O Benfica ganhou. Mostrou força e mostrou fé. Mostrou raça e convicção. Mostrou que é uma comunidade e sendo-o está para além das diferenças necessárias e das divergências que, no respeito democrático, se manifestam e se expressam. E a comunidade Benfica mostrou à sociedade - a toda ela - que o tecido associativo, mesmo em tempo de pandemia, resiste e se afirma, e que não pode, nem deve, ser ignorado por todos os poderes. E escrevo no plural em plena consciência, já que sinto que não há reconhecimento da força do associativismo e que nele, sem ondas e marés altas, há respeito e há distância , há cumprimento de regras e há sentido de responsabilidade. Como se viu, logo no dia imediato, no regresso, bem limitado, dos fiéis adeptos ao Estádio da Luz para uma nova e saborosa vitória para a Liga Europa. E este testemunho, aqui registado, é também ele um momento de liberdade.

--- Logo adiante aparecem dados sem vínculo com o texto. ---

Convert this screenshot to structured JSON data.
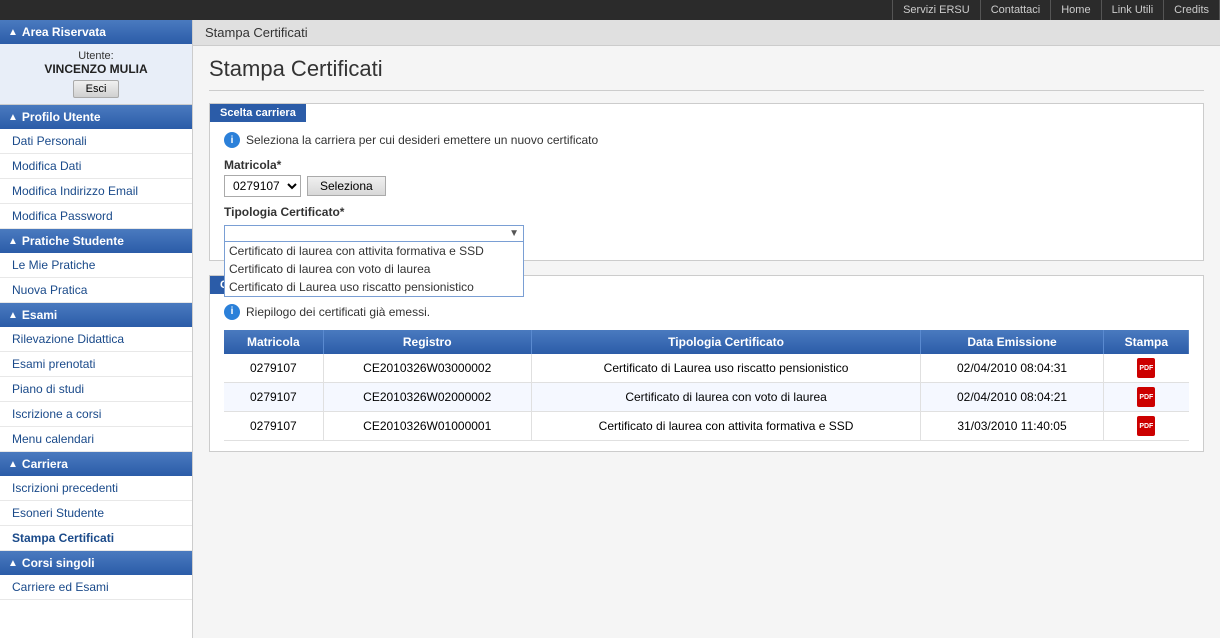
{
  "topnav": {
    "items": [
      {
        "id": "servizi-ersu",
        "label": "Servizi ERSU"
      },
      {
        "id": "contattaci",
        "label": "Contattaci"
      },
      {
        "id": "home",
        "label": "Home"
      },
      {
        "id": "link-utili",
        "label": "Link Utili"
      },
      {
        "id": "credits",
        "label": "Credits"
      }
    ]
  },
  "sidebar": {
    "area_riservata": "Area Riservata",
    "utente_label": "Utente:",
    "username": "VINCENZO MULIA",
    "logout_label": "Esci",
    "profilo_utente": "Profilo Utente",
    "items_profilo": [
      {
        "id": "dati-personali",
        "label": "Dati Personali"
      },
      {
        "id": "modifica-dati",
        "label": "Modifica Dati"
      },
      {
        "id": "modifica-indirizzo-email",
        "label": "Modifica Indirizzo Email"
      },
      {
        "id": "modifica-password",
        "label": "Modifica Password"
      }
    ],
    "pratiche_studente": "Pratiche Studente",
    "items_pratiche": [
      {
        "id": "le-mie-pratiche",
        "label": "Le Mie Pratiche"
      },
      {
        "id": "nuova-pratica",
        "label": "Nuova Pratica"
      }
    ],
    "esami": "Esami",
    "items_esami": [
      {
        "id": "rilevazione-didattica",
        "label": "Rilevazione Didattica"
      },
      {
        "id": "esami-prenotati",
        "label": "Esami prenotati"
      },
      {
        "id": "piano-di-studi",
        "label": "Piano di studi"
      },
      {
        "id": "iscrizione-a-corsi",
        "label": "Iscrizione a corsi"
      },
      {
        "id": "menu-calendari",
        "label": "Menu calendari"
      }
    ],
    "carriera": "Carriera",
    "items_carriera": [
      {
        "id": "iscrizioni-precedenti",
        "label": "Iscrizioni precedenti"
      },
      {
        "id": "esoneri-studente",
        "label": "Esoneri Studente"
      },
      {
        "id": "stampa-certificati",
        "label": "Stampa Certificati",
        "active": true
      }
    ],
    "corsi_singoli": "Corsi singoli",
    "items_corsi": [
      {
        "id": "carriera-ed-esami",
        "label": "Carriere ed Esami"
      }
    ]
  },
  "main": {
    "breadcrumb": "Stampa Certificati",
    "page_title": "Stampa Certificati",
    "scelta_carriera_tab": "Scelta carriera",
    "info_text": "Seleziona la carriera per cui desideri emettere un nuovo certificato",
    "matricola_label": "Matricola*",
    "matricola_value": "0279107",
    "seleziona_label": "Seleziona",
    "tipologia_label": "Tipologia Certificato*",
    "dropdown_options": [
      {
        "id": "opt1",
        "label": "Certificato di laurea con attivita formativa e SSD",
        "selected": false
      },
      {
        "id": "opt2",
        "label": "Certificato di laurea con voto di laurea",
        "selected": false
      },
      {
        "id": "opt3",
        "label": "Certificato di Laurea uso riscatto pensionistico",
        "selected": false
      }
    ],
    "certificati_emessi_tab": "Certificati Emessi",
    "riepilogo_text": "Riepilogo dei certificati già emessi.",
    "table_headers": [
      "Matricola",
      "Registro",
      "Tipologia Certificato",
      "Data Emissione",
      "Stampa"
    ],
    "table_rows": [
      {
        "matricola": "0279107",
        "registro": "CE2010326W03000002",
        "tipologia": "Certificato di Laurea uso riscatto pensionistico",
        "data_emissione": "02/04/2010 08:04:31",
        "stampa": "pdf"
      },
      {
        "matricola": "0279107",
        "registro": "CE2010326W02000002",
        "tipologia": "Certificato di laurea con voto di laurea",
        "data_emissione": "02/04/2010 08:04:21",
        "stampa": "pdf"
      },
      {
        "matricola": "0279107",
        "registro": "CE2010326W01000001",
        "tipologia": "Certificato di laurea con attivita formativa e SSD",
        "data_emissione": "31/03/2010 11:40:05",
        "stampa": "pdf"
      }
    ]
  }
}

Aqui, neste jornal de resistência e que resiste, lemos sentimentos diferentes, e na sua A BOLA TV escutamos, e bem, opiniões divergentes. Assim também se constrói, mesmo com instantes de muita paixão, a democracia. E , assim, o Benfica está de parabéns. Cada benfiquista o está e, naturalmente, o vencedor das eleições, o presidente Luís Filipe Vieira. Aqui e daqui lhe reenvio um abraço e vivas felicitações. Com a consciência da renovada responsabilidade. O meu testemunho aqui fica registado. Este, como o de muitos(as) milhares de benfiquistas, é a expressão de uma dedicação e de uma satisfação, de uma verdade e de uma vontade, de liberdade e de maturidade, de diversidade e de vitalidade. Sempre com a certa confiança e renovada esperança num futuro de acrescido prazer e de ambicionadas vitórias deste Benfica de a que nos orgulhamos de pertencer.